Saba Anjum (born 12 June 1985) is an Indian former field hockey player, who has represented the India women's national field hockey team. She was the youngest of all participants in the hockey competition at the 2002 Commonwealth Games in Manchester.

She first played for India in the under-18 AHF Cup in 2000. As a right wing forward, she has represented India in many other international tournaments like Asian Games Oct 2002, Asia Cup Feb 2004 Delhi, Commonwealth Games 2002 and 2006, Manchester, Junior World Cup May 2001, Buenos Aires and Australian Test Series and New Zealand Tour.

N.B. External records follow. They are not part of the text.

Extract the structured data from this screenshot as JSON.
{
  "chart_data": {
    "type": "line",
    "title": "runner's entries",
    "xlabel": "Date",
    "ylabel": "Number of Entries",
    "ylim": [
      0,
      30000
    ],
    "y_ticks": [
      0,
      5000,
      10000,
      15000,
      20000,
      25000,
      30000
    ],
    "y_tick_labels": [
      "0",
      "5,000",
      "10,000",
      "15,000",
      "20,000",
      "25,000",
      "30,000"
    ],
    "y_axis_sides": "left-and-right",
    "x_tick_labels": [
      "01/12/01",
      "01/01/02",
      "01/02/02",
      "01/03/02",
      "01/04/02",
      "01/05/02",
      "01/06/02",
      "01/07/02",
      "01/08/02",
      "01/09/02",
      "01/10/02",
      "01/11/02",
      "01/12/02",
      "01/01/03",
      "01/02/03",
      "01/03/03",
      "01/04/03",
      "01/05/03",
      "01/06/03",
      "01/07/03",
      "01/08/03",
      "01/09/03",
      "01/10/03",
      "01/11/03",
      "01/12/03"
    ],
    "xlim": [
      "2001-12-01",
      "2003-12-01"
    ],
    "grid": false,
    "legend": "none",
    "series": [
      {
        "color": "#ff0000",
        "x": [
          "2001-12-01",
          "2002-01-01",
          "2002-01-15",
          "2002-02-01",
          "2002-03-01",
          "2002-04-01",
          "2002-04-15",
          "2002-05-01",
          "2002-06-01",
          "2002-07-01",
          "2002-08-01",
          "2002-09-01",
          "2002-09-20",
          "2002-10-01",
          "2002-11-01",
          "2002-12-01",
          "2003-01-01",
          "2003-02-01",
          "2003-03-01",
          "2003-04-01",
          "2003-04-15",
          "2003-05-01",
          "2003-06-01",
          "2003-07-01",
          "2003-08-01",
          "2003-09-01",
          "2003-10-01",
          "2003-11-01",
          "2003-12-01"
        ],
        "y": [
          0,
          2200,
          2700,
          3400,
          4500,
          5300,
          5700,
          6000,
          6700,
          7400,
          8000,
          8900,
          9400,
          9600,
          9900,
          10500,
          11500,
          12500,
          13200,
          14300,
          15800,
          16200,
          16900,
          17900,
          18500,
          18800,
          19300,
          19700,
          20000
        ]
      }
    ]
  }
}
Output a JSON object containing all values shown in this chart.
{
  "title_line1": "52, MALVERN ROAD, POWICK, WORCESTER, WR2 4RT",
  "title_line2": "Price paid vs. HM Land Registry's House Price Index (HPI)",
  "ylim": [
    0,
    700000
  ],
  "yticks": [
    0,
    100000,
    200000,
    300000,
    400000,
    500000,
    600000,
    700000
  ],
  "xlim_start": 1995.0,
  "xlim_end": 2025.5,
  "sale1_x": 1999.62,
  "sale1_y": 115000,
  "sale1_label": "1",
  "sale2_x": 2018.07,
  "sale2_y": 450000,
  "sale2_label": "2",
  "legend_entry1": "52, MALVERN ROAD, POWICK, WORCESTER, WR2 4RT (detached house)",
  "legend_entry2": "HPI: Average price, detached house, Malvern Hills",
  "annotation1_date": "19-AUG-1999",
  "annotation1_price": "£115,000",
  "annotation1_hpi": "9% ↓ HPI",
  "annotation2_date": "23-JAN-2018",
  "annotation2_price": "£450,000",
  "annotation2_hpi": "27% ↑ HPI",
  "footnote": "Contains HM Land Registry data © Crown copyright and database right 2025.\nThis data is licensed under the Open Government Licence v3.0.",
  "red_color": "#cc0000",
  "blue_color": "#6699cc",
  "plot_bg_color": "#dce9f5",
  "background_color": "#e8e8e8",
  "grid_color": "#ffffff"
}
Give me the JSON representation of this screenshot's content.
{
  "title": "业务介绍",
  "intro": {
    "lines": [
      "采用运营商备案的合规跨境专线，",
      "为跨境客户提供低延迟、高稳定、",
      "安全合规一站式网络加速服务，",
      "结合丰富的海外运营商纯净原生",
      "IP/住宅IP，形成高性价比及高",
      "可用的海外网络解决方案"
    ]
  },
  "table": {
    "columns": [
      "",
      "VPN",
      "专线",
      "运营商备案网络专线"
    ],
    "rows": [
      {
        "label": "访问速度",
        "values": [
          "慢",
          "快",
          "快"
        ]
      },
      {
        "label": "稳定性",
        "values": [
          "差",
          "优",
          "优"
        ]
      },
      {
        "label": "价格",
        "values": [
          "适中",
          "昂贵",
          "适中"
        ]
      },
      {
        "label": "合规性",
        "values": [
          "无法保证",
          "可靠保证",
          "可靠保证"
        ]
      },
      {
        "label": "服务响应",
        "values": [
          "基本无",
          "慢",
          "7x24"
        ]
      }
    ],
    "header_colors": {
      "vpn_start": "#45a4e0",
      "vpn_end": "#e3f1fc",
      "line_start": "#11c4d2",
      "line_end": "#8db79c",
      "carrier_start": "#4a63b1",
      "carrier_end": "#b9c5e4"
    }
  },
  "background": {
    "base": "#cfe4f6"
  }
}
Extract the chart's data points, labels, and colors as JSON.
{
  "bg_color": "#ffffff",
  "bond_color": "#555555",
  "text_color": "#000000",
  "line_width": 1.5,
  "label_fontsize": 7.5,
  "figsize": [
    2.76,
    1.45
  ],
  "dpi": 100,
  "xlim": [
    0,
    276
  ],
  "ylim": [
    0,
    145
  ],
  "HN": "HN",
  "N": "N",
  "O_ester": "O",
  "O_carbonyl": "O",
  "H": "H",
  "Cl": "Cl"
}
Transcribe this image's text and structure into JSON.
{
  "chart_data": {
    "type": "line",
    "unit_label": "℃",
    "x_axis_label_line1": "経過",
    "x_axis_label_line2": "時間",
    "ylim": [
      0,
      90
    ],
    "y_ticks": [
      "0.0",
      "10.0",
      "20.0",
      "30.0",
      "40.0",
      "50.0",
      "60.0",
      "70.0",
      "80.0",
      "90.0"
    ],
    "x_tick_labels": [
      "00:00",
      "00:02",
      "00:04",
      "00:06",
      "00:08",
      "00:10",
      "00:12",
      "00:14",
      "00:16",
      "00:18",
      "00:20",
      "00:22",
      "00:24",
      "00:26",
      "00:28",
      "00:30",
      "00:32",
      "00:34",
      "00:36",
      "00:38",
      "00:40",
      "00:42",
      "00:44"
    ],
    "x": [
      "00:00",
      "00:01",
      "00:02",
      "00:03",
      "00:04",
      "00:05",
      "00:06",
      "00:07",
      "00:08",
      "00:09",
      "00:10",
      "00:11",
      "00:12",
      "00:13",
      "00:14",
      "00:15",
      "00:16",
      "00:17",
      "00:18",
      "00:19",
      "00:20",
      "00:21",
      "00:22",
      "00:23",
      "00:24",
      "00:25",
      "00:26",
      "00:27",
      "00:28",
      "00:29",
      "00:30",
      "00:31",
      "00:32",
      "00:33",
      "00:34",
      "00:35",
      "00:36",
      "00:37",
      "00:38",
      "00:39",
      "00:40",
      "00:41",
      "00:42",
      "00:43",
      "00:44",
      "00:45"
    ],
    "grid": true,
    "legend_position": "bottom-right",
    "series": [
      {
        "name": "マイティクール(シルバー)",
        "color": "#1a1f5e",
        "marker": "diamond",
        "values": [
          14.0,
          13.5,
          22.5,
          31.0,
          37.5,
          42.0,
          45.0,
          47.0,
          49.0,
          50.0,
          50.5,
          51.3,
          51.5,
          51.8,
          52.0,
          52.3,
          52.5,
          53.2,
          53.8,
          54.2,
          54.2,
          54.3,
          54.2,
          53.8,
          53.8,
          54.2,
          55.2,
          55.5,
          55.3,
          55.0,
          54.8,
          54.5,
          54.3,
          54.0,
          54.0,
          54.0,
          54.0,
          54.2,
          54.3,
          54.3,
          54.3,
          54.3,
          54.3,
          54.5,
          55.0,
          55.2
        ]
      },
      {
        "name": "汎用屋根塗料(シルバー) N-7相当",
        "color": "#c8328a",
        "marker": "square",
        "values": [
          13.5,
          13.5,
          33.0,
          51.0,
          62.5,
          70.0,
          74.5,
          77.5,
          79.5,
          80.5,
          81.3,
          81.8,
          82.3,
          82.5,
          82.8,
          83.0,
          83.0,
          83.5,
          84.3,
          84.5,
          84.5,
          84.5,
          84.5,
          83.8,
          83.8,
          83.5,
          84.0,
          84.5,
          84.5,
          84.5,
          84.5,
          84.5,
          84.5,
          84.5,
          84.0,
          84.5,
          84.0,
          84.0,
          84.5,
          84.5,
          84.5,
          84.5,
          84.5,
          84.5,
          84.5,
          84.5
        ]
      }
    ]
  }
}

She hails from Kelabadi, Durg.
On 1 November, she was honored with Chhattisgarh's top Gundadhur sports award. The annual award is given to a person who brings honor to the state in the field of sports at national and international level. The award is given along with a cash prize of Rs 0.1 million and a citation. The Government of Chhattisgarh has honoured her by giving posting in police department at the post of Deputy Superintendent of Police (DSP). @ Chhattisgarh Durg
For year 2013, she is honored with Arjuna award by the president of India.

She was awarded Padma Shri, the fourth highest civilian award of India, in 2015.